In my laziness, I try to negotiate how I would wriggle through the 3 available inches of space into the tent entrance and not have to move the damn thing.
Our favorite camping beverage is the Michelada. Our dear friend Risque has a very specific recipe for them, which we cannot deviate from. We must use Tecate Light.
CAN YOU SPOT THE HIDING LIMES?
We sip our beer, lime, tequila concoctions, wishing it was about 10 degrees warmer and listen to the random, easy-listening tunes that emit from Thelma’s pathetically tiny boombox. It’s so old, I can only assume it was stolen from the set of Saved by the Bell.
For lunch, we snack on some incredible chicken salad that Louise has made, with basil and cranberries. This stuff is poultry heaven.
Which is why I posed my sandwich lovingly on a rock.
Who-A made some AWESOME cookies. I also posed them gratuitously on the same rock. Against their will.
We drank a bit too much that evening, and to use a joke that’s getting a bit old: By we, I mean me.
Once the white wine spritzers began a flowin’ and the desert dancing started, things got a bit kooky.
I was tied to my chair by the campfire and while I was “napping” someone drew a French looking mustache and goatee on my face with a sharpee!
When I woke up, I was looking at someone’s computer which as a little camera attached to it.
When I said “Hey look, I have a mustache” the guy replied, “Yeah, that’s just an application that ads facial hair to people.”
And I believed him.
The following morning, I noticed I was getting strange looks from everyone. They all seemed on the verge of cracking up.
And people kept calling me Pierre and making “no berets in the desert” jokes.
I was clueless.
Until I took one of my million self cam pictures.
When I went to admire myself, I see what has been done to me.
I was impressed, to say the least.
Before we knew it, everyone was up. We assumed it was 11. It was 8.
Who-A and I race off to hike up Ryan Mountain. We raced up the steep hill in record time, admiring the gorgeous views only on our way down.
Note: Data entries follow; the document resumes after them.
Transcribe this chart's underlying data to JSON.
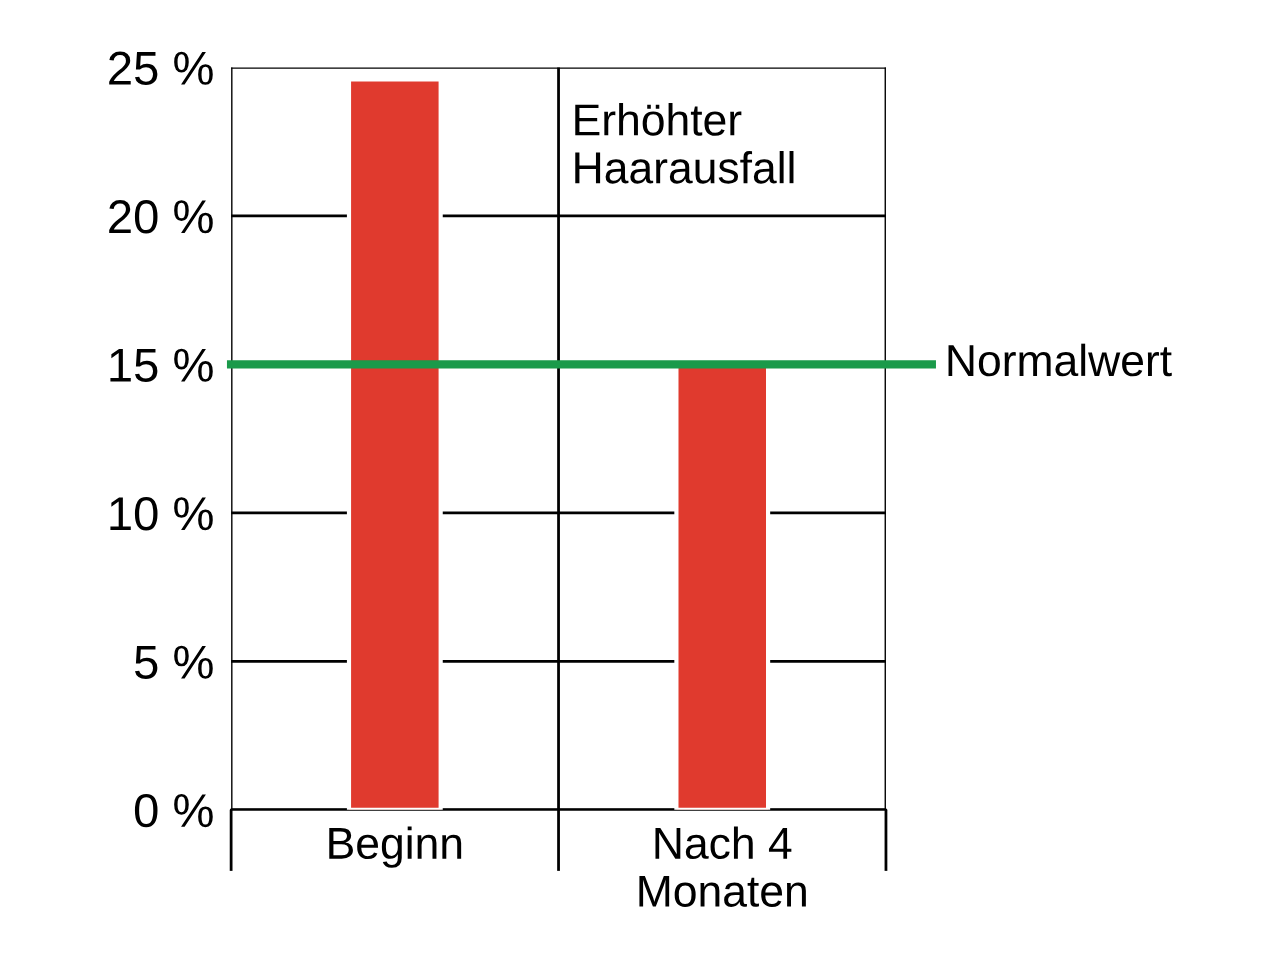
{
  "chart_data": {
    "type": "bar",
    "categories": [
      "Beginn",
      "Nach 4\nMonaten"
    ],
    "values": [
      24.6,
      15
    ],
    "color": "#e03a2e",
    "ylim": [
      0,
      25
    ],
    "yticks": [
      {
        "value": 0,
        "label": "0 %"
      },
      {
        "value": 5,
        "label": "5 %"
      },
      {
        "value": 10,
        "label": "10 %"
      },
      {
        "value": 15,
        "label": "15 %"
      },
      {
        "value": 20,
        "label": "20 %"
      },
      {
        "value": 25,
        "label": "25 %"
      }
    ],
    "grid": true,
    "ref_lines": [
      {
        "axis": "y",
        "value": 15,
        "label": "Normalwert",
        "color": "#1a9a4a"
      }
    ],
    "annotations": [
      "Erhöhter\nHaarausfall"
    ]
  }
}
We later noticed the sign said the hike takes 2-3 hours. We had finished the whole thing in about 45 minutes! Nice work, us!
Later in the afternoon, we visit a quirky, outdoor art exhibit. A trash collage artist, if you will. I definitely appreciated it, as I used to do the same thing as a teenager.
I once covered my apartment wall with painted aluminum foil and painted over mannequin heads so they looked like aliens.
I was quite well adjusted.
That evening we wander around our campground, scramble on some rocks and watch the sun set. JT is so beautiful during this time, the magic hour.
We eat some awesome steaks and corn for that evenings’ dinner, trying to stay warm by our pathetic dwindling fire.
We thought the guy next door would be leaving us his firewood before he departed, but decided to stay another night, the bastard!
As we shiver, bundled in blankets, over the single, glowing piece of coal (just as Bob Cratchet would have done) the neighbor comes over with his kid and all of his firewood!
“Well, no point in having two fires!”
Good guy. Didn’t have a single thing of interest to say.
We spend a miserable, freezing, windy night.
My tent is missing its rain cover, so it was like it was sleeping inside a screen door all night. My tent was like a wind aphrodisiac!
My air mattress lost air the night before but I couldn’t be bothered to refill it. So, whenever I felt my butt touch the ground, I made sure to contort my body in unheard of positions to prevent future butt touchings.
The next morning, tired, cold and sore, we all wanted to get the hell out of there. I think we were completely packed up and gone by about 9!